Four Turkish soldiers were killed and nine others were wounded in an air strike on November 24 during a Turkish-backed rebel operation in northern Syria.
Lavrov also said that Russia was ready to speak with all parties in the Syrian conflict.
"Never have we refused contacts with any of the opposition groups. Indeed, it was on our insistance that the clause about the necessity to hold dialogue with all key, political opposition groups was included in the resolution 2254 proposed by the international Syria Support Group," Lavrov said.
Both Turkey and Russia, two of the main backers of opposing sides in Syria's civil war, said they agreed on the need for a halt to fighting and the provision of aid in Aleppo but deep divisions remain between the two countries over the conflict.
Turkish Foreign Minister Mevlut Cavusoglu said Turkey's stance on Syrian President Bashar al-Assad was unchanged.
"Our President (Recep Tayyip Erdogan's) position on (Syrian President Bashar) Assad is clear. We know that Assad is responsible of killing 600,000 people. Sometimes we might have different opinions. This is natural but we agree with Russia on need for ceasefire, humanitarian and political transition," Cavusoglu said.
Russia is the main backer of Assad, while Turkey supports the rebels fighting to oust him. The rebels have come under siege in eastern Aleppo after rapid advances by Syrian government forces in recent days, bringing them to the brink of a major defeat.
"A ceasefire must be achieved in all of Syria, notably in Aleppo," Cavusoglu said adding Turkey was in agreement with Russia in broad terms on the need for a ceasefire, humanitarian aid and political transition.
Syrian rebels on Wednesday (November 30) vowed to fight on in east Aleppo in the face of sudden government advances that have cut the city's opposition sector by a third.

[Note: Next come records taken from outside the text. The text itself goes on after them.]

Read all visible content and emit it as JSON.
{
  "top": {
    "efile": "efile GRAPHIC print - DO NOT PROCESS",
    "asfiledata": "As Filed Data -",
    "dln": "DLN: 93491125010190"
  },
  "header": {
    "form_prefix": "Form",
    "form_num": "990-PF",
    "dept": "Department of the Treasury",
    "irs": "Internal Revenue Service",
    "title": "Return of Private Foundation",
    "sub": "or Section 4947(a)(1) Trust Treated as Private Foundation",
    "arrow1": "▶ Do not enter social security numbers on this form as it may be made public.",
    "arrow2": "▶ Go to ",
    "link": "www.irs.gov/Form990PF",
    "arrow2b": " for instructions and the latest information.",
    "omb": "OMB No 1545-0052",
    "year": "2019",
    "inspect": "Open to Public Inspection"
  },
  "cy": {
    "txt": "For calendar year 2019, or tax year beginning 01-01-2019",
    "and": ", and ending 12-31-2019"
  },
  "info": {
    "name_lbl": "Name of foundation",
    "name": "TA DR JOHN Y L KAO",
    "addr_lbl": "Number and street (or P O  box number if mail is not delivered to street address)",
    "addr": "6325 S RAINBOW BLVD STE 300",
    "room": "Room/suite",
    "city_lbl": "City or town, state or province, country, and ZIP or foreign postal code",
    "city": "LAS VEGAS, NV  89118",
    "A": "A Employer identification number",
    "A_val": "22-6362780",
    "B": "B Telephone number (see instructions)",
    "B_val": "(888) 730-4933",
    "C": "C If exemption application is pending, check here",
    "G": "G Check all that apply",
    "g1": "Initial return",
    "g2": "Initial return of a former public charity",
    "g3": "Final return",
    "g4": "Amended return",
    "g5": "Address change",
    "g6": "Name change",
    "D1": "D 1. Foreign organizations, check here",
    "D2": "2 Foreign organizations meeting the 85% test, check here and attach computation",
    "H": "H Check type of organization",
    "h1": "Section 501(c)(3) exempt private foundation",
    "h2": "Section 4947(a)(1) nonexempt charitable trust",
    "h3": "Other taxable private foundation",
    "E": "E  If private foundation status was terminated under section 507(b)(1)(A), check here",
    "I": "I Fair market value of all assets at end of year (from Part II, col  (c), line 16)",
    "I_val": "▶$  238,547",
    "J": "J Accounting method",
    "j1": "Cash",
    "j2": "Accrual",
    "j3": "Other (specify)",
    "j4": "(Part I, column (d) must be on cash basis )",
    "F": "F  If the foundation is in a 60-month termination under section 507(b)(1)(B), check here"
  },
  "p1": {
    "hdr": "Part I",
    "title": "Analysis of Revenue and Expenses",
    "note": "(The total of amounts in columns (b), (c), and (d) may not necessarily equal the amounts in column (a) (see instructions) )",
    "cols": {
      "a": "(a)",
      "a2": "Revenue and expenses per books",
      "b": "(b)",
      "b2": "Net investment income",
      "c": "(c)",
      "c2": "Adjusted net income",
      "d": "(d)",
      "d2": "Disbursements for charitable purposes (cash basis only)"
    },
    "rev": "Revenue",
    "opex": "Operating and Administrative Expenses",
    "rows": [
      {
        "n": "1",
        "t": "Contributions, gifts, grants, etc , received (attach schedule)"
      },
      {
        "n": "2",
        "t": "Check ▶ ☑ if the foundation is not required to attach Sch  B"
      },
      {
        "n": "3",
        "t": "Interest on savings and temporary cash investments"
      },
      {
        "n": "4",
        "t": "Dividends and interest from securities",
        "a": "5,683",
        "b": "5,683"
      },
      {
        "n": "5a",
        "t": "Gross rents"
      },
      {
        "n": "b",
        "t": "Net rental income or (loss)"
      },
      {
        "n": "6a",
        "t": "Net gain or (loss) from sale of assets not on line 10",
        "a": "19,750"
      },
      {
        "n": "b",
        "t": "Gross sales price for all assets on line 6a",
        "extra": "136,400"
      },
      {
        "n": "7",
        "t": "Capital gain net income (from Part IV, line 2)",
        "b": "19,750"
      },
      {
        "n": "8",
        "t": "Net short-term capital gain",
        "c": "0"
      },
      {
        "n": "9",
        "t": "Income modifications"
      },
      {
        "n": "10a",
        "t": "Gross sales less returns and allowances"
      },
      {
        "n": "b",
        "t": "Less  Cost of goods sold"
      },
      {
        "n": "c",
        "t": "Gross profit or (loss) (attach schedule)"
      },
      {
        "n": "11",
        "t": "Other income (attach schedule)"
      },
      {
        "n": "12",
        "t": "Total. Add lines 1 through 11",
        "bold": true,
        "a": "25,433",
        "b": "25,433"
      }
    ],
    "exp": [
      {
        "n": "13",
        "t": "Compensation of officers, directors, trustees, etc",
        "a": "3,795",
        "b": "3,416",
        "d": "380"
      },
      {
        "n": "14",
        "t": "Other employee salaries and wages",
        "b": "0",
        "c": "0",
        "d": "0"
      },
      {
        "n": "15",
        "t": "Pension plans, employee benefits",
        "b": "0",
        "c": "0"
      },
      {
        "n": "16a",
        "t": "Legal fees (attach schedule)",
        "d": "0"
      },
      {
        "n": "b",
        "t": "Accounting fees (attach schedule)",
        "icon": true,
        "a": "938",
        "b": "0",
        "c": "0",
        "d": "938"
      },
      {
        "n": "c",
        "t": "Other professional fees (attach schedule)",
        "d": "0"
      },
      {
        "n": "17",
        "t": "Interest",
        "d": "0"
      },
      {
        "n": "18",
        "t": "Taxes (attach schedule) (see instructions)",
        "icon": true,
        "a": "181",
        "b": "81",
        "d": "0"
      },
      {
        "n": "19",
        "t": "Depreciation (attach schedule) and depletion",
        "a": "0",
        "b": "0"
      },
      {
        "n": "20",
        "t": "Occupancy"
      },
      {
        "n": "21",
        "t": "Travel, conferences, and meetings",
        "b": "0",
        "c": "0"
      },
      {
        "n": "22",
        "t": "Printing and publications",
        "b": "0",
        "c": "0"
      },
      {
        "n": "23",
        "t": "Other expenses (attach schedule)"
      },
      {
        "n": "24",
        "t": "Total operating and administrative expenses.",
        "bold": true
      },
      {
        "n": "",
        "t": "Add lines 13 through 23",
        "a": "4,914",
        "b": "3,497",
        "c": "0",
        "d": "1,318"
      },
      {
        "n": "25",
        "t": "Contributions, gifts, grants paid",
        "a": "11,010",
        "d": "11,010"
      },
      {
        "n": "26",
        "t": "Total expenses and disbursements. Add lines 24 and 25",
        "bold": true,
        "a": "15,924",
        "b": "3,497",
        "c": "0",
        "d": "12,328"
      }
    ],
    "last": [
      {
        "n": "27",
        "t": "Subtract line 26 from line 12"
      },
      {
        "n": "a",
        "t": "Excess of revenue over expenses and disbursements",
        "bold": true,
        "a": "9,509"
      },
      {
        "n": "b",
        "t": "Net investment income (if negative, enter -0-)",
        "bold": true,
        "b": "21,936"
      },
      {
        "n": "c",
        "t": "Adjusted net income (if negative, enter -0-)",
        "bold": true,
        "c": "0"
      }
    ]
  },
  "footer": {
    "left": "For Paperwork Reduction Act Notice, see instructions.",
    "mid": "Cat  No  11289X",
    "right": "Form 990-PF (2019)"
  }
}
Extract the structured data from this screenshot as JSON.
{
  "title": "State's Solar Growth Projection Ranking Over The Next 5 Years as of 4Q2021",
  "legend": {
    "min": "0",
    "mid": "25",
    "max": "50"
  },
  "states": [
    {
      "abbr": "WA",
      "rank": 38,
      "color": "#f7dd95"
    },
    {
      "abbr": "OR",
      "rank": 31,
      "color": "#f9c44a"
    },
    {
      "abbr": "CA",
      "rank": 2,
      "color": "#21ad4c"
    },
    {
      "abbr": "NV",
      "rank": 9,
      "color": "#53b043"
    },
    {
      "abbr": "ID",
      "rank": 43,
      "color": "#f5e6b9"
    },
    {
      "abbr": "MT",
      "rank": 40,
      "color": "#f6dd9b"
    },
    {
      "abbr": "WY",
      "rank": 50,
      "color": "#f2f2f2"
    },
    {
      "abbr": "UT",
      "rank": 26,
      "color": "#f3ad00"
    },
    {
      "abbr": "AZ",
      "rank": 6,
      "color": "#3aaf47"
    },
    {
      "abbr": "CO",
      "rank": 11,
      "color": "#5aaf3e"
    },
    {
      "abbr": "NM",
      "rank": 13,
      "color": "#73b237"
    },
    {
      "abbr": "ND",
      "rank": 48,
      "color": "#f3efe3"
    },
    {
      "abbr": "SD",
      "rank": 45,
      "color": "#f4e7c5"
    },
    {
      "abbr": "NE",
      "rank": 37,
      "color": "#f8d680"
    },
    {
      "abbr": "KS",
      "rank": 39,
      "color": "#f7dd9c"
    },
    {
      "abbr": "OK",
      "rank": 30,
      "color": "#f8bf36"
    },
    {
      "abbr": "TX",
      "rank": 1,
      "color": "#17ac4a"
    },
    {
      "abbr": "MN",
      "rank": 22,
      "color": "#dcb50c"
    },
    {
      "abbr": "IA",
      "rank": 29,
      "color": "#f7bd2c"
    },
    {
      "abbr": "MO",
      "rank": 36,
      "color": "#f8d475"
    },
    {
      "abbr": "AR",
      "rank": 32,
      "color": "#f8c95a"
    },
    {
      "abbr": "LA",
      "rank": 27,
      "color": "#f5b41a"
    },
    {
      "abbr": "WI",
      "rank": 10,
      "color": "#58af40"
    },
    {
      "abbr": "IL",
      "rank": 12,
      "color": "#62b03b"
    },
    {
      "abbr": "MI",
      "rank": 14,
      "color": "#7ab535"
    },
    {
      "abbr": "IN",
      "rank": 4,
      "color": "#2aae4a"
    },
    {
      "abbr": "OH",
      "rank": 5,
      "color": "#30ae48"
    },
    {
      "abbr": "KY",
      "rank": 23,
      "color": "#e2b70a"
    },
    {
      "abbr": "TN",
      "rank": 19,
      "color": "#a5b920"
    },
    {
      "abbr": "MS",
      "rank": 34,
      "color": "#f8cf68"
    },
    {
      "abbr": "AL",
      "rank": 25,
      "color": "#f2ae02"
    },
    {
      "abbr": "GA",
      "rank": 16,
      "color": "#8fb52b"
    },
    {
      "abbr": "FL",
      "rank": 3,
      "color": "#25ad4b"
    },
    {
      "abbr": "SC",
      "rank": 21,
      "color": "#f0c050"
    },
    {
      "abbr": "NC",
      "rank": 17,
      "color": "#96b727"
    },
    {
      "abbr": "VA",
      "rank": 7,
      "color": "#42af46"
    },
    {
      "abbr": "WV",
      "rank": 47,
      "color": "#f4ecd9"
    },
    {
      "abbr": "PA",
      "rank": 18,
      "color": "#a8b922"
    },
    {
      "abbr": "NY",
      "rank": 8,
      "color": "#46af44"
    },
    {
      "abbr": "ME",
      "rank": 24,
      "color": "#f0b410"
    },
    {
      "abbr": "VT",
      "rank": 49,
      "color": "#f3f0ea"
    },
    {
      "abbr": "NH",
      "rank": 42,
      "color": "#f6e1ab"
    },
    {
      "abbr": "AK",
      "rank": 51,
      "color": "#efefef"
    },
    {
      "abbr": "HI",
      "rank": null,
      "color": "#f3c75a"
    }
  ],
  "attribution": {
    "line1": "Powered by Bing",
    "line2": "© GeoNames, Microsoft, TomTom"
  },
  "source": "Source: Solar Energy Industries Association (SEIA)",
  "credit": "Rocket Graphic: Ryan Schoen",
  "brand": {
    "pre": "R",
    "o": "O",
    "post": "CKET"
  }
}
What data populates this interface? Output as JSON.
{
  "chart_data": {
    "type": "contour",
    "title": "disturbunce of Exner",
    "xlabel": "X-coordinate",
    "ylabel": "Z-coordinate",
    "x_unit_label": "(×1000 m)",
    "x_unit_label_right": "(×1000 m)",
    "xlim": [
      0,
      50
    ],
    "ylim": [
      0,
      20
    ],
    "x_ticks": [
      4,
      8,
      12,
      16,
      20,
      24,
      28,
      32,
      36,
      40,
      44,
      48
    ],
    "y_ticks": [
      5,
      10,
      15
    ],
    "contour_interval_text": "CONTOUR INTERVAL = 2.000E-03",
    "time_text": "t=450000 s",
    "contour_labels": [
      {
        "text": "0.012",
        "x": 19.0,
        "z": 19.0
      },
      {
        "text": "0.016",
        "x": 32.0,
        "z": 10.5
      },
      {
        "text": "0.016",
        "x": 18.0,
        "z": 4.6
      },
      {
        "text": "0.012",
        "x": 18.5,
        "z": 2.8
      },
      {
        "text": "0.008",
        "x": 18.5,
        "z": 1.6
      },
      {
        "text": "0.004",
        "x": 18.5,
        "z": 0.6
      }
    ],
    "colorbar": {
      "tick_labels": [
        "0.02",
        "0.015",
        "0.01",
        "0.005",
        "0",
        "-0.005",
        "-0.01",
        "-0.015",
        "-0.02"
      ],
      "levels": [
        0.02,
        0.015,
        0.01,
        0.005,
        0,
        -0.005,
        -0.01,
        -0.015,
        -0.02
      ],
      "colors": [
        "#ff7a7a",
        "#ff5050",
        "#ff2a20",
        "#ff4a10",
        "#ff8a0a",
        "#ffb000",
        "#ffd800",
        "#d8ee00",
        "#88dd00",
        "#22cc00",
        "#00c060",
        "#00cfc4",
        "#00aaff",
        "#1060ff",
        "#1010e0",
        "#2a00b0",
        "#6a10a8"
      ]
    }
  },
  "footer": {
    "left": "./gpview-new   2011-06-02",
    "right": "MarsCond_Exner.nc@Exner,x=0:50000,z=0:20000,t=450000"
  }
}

Turkish President Tayyip Erdogan discussed the situation in Aleppo with his Russian counterpart Vladimir Putin by phone for the third time in a week on Wednesday and agreed on the need for a ceasefire, sources in Erdogan's office said.
While remaining divided on Assad's future, Ankara and Moscow have been trying to find common ground on Syria since a rapprochement in August.